A paranymph is a ceremonial assistant or coach in a ceremony. In ancient Greek weddings, the bride and bridegroom were attended by paranymphs and, from this use, it has been generalized to refer to attendants of doctoral students, best men and bridesmaids in weddings and the like. It can refer specifically to the friend of a bridegroom tasked with accompanying him in a chariot to fetch the bride home.

An obscure use of the word is as a spokesman for the bride or bridegroom, such as Cyrano de Bergerac towards Roxanne.

The word may also refer to a thought that is revealed only by a slip of the tongue, such as a Freudian slip, or a condition where such slippage is endemic.

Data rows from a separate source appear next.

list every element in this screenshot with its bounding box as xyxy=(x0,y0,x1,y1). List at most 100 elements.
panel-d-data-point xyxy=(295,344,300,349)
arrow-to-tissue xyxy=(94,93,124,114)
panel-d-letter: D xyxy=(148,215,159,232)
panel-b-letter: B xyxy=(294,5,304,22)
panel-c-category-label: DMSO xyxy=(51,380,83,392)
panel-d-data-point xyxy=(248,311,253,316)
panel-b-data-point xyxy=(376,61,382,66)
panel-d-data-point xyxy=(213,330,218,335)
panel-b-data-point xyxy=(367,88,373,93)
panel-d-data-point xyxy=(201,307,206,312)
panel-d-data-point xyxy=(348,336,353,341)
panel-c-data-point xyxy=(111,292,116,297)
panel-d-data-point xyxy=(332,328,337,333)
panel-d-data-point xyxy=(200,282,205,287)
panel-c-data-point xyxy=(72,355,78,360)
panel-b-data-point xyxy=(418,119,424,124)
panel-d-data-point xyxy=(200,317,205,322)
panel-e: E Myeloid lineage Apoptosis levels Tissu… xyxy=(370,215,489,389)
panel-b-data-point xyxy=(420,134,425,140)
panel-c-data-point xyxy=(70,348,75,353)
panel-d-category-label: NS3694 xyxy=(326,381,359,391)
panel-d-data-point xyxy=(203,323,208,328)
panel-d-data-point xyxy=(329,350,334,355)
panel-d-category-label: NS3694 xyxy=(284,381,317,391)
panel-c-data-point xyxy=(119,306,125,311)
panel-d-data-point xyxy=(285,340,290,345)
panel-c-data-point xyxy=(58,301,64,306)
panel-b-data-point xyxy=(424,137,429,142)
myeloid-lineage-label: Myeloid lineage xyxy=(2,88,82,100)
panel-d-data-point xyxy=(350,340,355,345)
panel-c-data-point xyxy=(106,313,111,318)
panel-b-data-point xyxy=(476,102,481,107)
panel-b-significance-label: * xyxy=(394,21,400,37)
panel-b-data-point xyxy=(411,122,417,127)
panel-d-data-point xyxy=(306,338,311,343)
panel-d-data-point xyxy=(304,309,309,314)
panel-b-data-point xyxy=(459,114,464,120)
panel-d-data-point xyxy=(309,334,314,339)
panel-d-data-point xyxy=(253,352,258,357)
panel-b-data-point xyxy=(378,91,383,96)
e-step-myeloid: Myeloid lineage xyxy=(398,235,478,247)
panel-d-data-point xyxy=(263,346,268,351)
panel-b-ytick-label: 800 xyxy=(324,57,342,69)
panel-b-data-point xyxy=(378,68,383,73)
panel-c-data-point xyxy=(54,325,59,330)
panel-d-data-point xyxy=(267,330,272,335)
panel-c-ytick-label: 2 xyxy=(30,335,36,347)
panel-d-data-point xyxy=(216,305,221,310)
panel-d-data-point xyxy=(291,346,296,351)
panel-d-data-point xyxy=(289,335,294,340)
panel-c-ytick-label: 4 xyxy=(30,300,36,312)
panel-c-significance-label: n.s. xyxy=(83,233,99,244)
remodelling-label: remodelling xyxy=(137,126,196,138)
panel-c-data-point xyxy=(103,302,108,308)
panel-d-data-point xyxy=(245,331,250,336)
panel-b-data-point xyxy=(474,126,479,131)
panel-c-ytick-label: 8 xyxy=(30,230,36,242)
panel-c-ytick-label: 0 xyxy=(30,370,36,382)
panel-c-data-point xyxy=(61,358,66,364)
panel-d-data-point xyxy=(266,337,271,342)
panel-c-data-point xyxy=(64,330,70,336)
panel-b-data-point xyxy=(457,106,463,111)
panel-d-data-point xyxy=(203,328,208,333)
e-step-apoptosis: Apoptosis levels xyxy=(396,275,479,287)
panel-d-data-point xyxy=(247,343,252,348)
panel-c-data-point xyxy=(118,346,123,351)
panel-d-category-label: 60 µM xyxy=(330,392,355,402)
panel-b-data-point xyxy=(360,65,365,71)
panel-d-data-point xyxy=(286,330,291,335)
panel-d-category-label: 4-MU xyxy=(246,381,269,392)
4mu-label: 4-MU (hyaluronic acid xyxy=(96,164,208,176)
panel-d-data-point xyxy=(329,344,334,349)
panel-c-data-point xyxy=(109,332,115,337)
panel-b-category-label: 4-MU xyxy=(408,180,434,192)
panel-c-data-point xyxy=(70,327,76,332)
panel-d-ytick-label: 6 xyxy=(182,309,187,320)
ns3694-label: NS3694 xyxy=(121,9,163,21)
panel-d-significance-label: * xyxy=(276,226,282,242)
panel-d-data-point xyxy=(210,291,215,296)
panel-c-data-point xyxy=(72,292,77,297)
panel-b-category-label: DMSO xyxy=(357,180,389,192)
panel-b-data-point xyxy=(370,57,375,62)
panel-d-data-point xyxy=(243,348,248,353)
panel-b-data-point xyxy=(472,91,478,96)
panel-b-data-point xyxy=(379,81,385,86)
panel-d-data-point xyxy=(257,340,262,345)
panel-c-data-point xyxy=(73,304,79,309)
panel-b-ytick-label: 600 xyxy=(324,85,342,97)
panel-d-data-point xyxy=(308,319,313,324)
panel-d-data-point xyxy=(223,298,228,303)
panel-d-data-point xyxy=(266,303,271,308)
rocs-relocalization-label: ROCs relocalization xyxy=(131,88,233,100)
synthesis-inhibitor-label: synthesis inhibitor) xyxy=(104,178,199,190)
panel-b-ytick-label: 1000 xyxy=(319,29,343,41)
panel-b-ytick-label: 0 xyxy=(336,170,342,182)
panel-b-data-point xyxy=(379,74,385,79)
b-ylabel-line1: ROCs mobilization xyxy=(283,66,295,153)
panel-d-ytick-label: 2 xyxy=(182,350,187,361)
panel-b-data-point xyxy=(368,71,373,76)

Today, a paranymph is the name of a ceremonial hall in a university or college.

==The Netherlands==
In the Netherlands, doctoral candidates may have two paranymphs (paranimfen) that are present at the doctoral thesis defence. This ritual originates from the ancient concept where obtaining a doctorate was seen as a de facto marriage to the university. Furthermore the paranymphs would also act as a backup for the doctoral candidate to ask for advice when answering questions, or even take over answering the questions. Today the role is symbolic and seen as a position of honour similar to a best man or woman at a wedding. A paranymph nowadays is therefore not required to have any knowledge of the subject matter.